Thank You, Wells Fargo!

In the fall of 2012, thirty Wells Fargo employees sporting red volunteer shirts descended on a small Habitat for Humanity community in Lakeview, Colorado, and got to work with GRID Alternatives installing solar on the rooftops of four homes. Wells Fargo’s California-based employees had been volunteering with GRID for years, but for these volunteers, it was a first. Thanks to a five-year, $2 million national expansion grant their company awarded to GRID earlier that year, GRID was doing its very first out-of-state projects, and the Colorado volunteers were thrilled to be the first ones out on the roof in their home state. Fast forward to 2017, and GRID is operating in ten states, tribal communities nationally, and in Nicaragua and Nepal, and pioneering new models for delivering solar to underserved communities across the globe.

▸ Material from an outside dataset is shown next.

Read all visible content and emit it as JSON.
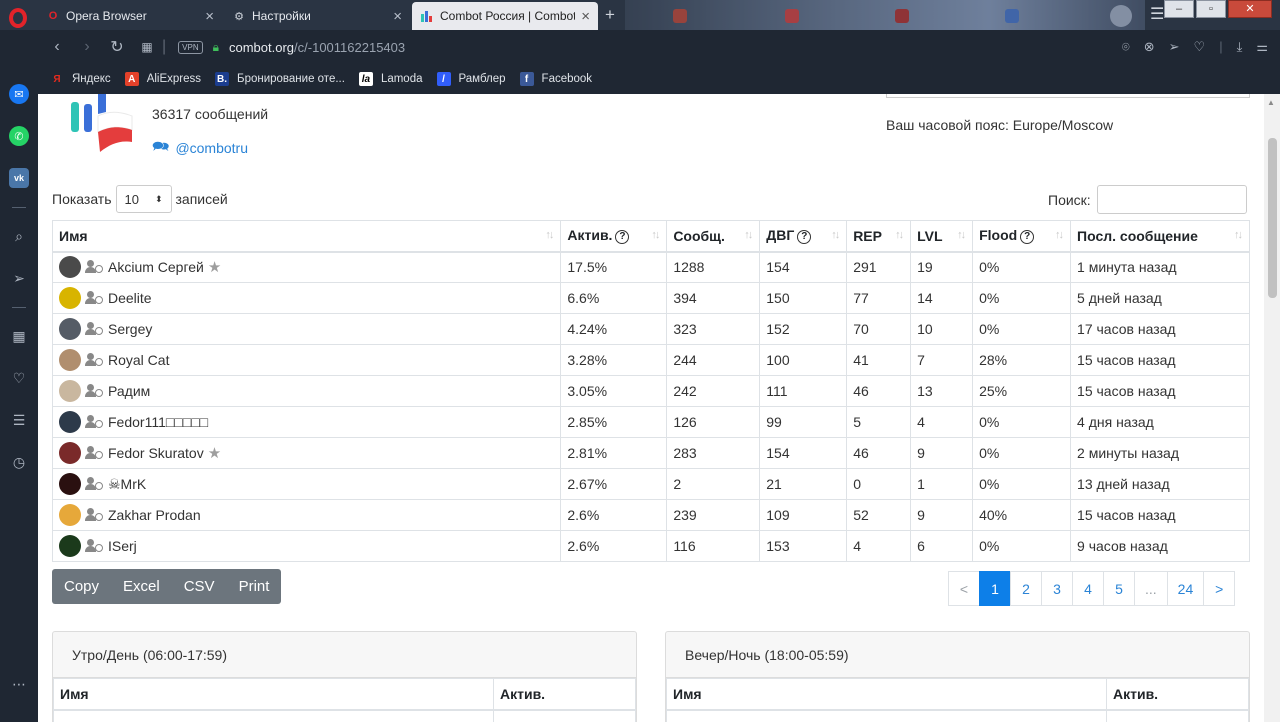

Wells Fargo’s support for GRID spans from employee volunteerism, to workforce development support in California, to support for GRID’s Troops to Solar program. But nowhere has its support had more impact than in our expansion efforts. That 2012 grant kick-started growth that not only took GRID outside of our geographic borders, but pushed us to innovate as we adapted our work to different social, economic and policy environments. In Colorado, for example, Wells Fargo volunteers looked on in October 2016 as Governor Hickenlooper hailed the state’s first rooftop low-income community solar array, which will serve renters and homeowners in Fort Collins. It is one of several community solar models GRID is now piloting in partnership with the state, meeting a need that wasn’t being filled by GRID’s traditional single-family model. In Washington, D.C., where Wells Fargo volunteers and support helped launch our presence in 2014, we are partnering with a multifamily housing provider to pair energy efficiency with solar to bring needed energy cost savings to tenants. And in New York, we have developed a three-way nonprofit partnership to expand opportunities for multifamily affordable housing owners to save money with solar.

None of this work would have been possible without the seed support Wells Fargo provided to get GRID off the ground in Colorado, the Northeast and the mid-Atlantic. So as we look forward to all the exciting projects ahead of us in 2017, we also want to look back on how far we’ve come and say thank you to a company that believed in us, and continues to work by our side. Thank you!

Jan 2017 update: We're excited to work with Wells Fargo for another four years under a renewed philanthropic partnership! The $2 million grant will continue to seed our national expansion efforts, in addition to supporting innovative low-income solar business models country and an expansion of our existing Solar Spring Break program.